Western recalls one day in Waterloo, Iowa, in the early 1960s.

Cash’s band, and Western, entered Cash’s motel room. Cash was passed out on his bed, wearing only underwear, with the window wide open.

“His body was ice cold,” Western said.

Not able to find a pulse, bass player Marshall Grant held a shaving mirror to Cash’s mouth. Small breaths fogged the mirror, showing he was still alive. They called a doctor, who revived him.

“He missed the matinee, of course,” Western said. “But somehow he made the night show.”

It wasn’t just pills that Cash was addicted to, Western said. There were other things: Cigarettes. The road. June Carter.

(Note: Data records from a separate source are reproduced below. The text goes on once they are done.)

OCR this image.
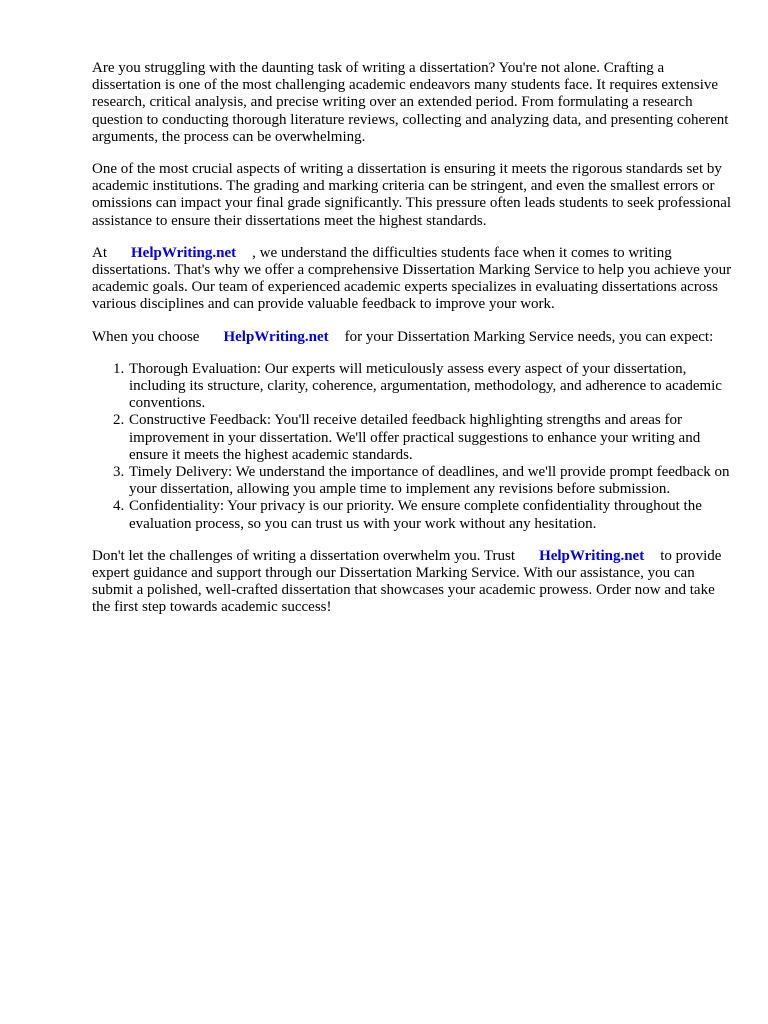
Are you struggling with the daunting task of writing a dissertation? You're not alone. Crafting a dissertation is one of the most challenging academic endeavors many students face. It requires extensive research, critical analysis, and precise writing over an extended period. From formulating a research question to conducting thorough literature reviews, collecting and analyzing data, and presenting coherent arguments, the process can be overwhelming.

One of the most crucial aspects of writing a dissertation is ensuring it meets the rigorous standards set by academic institutions. The grading and marking criteria can be stringent, and even the smallest errors or omissions can impact your final grade significantly. This pressure often leads students to seek professional assistance to ensure their dissertations meet the highest standards.

At HelpWriting.net , we understand the difficulties students face when it comes to writing dissertations. That's why we offer a comprehensive Dissertation Marking Service to help you achieve your academic goals. Our team of experienced academic experts specializes in evaluating dissertations across various disciplines and can provide valuable feedback to improve your work.

When you choose HelpWriting.net for your Dissertation Marking Service needs, you can expect:

1. Thorough Evaluation: Our experts will meticulously assess every aspect of your dissertation, including its structure, clarity, coherence, argumentation, methodology, and adherence to academic conventions.
2. Constructive Feedback: You'll receive detailed feedback highlighting strengths and areas for improvement in your dissertation. We'll offer practical suggestions to enhance your writing and ensure it meets the highest academic standards.
3. Timely Delivery: We understand the importance of deadlines, and we'll provide prompt feedback on your dissertation, allowing you ample time to implement any revisions before submission.
4. Confidentiality: Your privacy is our priority. We ensure complete confidentiality throughout the evaluation process, so you can trust us with your work without any hesitation.

Don't let the challenges of writing a dissertation overwhelm you. Trust HelpWriting.net to provide expert guidance and support through our Dissertation Marking Service. With our assistance, you can submit a polished, well-crafted dissertation that showcases your academic prowess. Order now and take the first step towards academic success!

“She was vivacious,” Western said. “Big smile. Cute as a bug.”

Western talked about how he, his first wife and their two daughters would spend Sundays at Cash’s home in Encino, Calif., with Cash’s first wife, Vivian, and their daughters.

“We were as close as Saturday is to Sunday,” Western said of the families.

Western remembers sitting next to Cash’s pool, bouncing his daughter on one knee and Cash’s daughter Rosanne on the other while the two girls fought over a chicken leg.

But Cash’s love for Carter was always present. Western said it was like watching a train wreck about to happen.

“The whole darn world knew about it,” Western said. Even Cash’s wife, Vivian.

Carter wrote about the relationship in the hit song “Ring of Fire,” which Western helped record and Cash made famous.

“I knew he wanted to marry her (Carter) in the world’s worst way,” he said.

Cash eventually did marry Carter in 1968, providing “Walk the Line” with its happy ending.

Cash died on Sept. 12, 2003, not long after Carter died.

“We gave Johnny six months after June died,” Western said. “He didn’t last four.”

With the new movie, Cash seems to be as cool and popular today as he was in the mid-’50s with rockabilly songs about heartbreak and jail. The popular British band Coldplay has recorded a tribute to Cash on its latest hit album, “X&Y.”

On its current U.S. tour, the band has played a version of “Ring of Fire,” with thousands of fans singing along.

Western says Cash’s ability to cross musical genres and create controversy contributes to his continuing popularity.

“He had a magnetism. People in Beverly Hills had his records and people living in shotgun shacks in the South had his records,” Western said.